Kühl und weich war das Moos am Waldrand, in das er sein Gesicht drückte. Ganz still standen die jungen Bäume und horchten. Aber sie hörten nicht, was er redete, es kam nicht über die Lippen.
Vielleicht wußte er es auch selber nicht so genau, was alles in starkem Lebensdrang aus seiner Seele strömte. Ein Dank und eine Freude und ein Sich-hin-geben-wollen an die Welt. Ein Gebet: Bleib mir nah, du — du ew’ger Geist, des Wesen alles füllet —, bleibet mir nah — ihr, die ihr zu mir gekommen seid — schließet einen Kreis um mich. Das und mehr. Es wurde immer stiller, größer, es ging immer mehr nach innen.
Leise ging der Nachtwind über ihn hin.
Er ist schon über manchen hingegangen, der in der Nacht „auf einen Berg besonders“ ging, um sich in der ewigen Einheit zu fassen, und um den rechten Ton zu finden, am Morgen mit den Menschen vom Ewigen zu reden.

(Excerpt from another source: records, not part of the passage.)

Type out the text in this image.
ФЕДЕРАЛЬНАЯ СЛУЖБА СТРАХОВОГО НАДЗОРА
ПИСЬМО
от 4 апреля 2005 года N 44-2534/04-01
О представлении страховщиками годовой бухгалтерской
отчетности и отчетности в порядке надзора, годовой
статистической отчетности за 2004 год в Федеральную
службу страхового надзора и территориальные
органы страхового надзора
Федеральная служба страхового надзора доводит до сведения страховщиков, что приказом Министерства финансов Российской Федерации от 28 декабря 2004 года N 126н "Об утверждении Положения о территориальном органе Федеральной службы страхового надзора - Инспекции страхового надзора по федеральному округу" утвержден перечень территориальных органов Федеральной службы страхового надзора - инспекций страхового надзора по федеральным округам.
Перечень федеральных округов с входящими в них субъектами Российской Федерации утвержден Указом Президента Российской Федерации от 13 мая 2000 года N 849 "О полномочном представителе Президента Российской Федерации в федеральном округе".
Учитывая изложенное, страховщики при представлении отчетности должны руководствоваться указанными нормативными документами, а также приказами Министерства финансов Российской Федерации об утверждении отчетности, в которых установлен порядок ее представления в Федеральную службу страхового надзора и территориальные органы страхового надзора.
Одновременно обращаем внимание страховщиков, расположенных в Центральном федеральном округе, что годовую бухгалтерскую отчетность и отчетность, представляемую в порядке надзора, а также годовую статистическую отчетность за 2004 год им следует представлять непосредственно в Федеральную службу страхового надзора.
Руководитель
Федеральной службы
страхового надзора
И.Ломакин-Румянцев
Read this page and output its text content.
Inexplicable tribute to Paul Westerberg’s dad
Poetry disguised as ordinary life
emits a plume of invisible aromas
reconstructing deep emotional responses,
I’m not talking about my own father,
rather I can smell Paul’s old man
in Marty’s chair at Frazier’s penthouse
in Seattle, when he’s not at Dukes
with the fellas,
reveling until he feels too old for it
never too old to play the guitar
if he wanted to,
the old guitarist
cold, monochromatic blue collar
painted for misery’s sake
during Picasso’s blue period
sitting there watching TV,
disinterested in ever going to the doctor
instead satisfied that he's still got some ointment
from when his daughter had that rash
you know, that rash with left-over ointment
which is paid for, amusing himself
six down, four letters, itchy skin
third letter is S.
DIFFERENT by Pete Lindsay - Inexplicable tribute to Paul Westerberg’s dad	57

Es war ziemlich spät, als Georg wieder den Berg hinabstieg. Alles war still umher, er fing hie und da leise an zu summen: „Alle die Schönheit Himmels und der Erden ist verfaßt in dir allein“ und dann brach er wieder ab: „still!“ und sagte:
„Das wahre mir zur Leuchte,
Auf daß mir’s auch den Pfad erhellt,
Der mich umnachtet deuchte.“
Sie hatten auf ihn gewartet und waren etwas ärgerlich, daß er so lange ausgeblieben war. Und Lore saß im Großvaterstuhl und rührte sich nicht, als er hereinkam. War sie böse? Daran hatte er gar nicht gedacht, er wollte ihr sein ganzes, volles Herz bringen, das hatte ihm zuletzt die Schritte beflügelt. Da sah sie auf und sah ihn an und wollte irgend etwas Gekränktes sagen und blieb staunend still. So rein und schön war der Glanz seiner Augen und so still und fest seine ganze Haltung, so sehr leuchtete ihr seine hohe Liebe entgegen und dann noch etwas, das sie nicht kannte, etwas Sieghaftes, Heiliges.
„Komm,“ sagte er. „Ich muß morgen früh abreisen, wir haben nur den einen Abend. Komm mit mir in meine Kammer herauf, in der ich mit vierzehn Jahren schlief. Nein, sag nichts, ich muß dir viel erzählen.“
Da führte er sie an der Hand aus der Stube und die Treppen hinauf bis unters Dach, und die Zurückbleibenden schüttelten ratlos die Köpfe: „Was hat er jetzt wieder? Ist das ein närrischer Mensch.“ Und ratschlagten, ob denn jemals etwas aus ihm werde, und fanden große Beruhigung in der Erkenntnis, daß „so etwas“ sonst nicht in der Ehrenspergersfamilie daheim sei, — wenn er aber nur nichts Ungutes von seiner Mutter geerbt habe.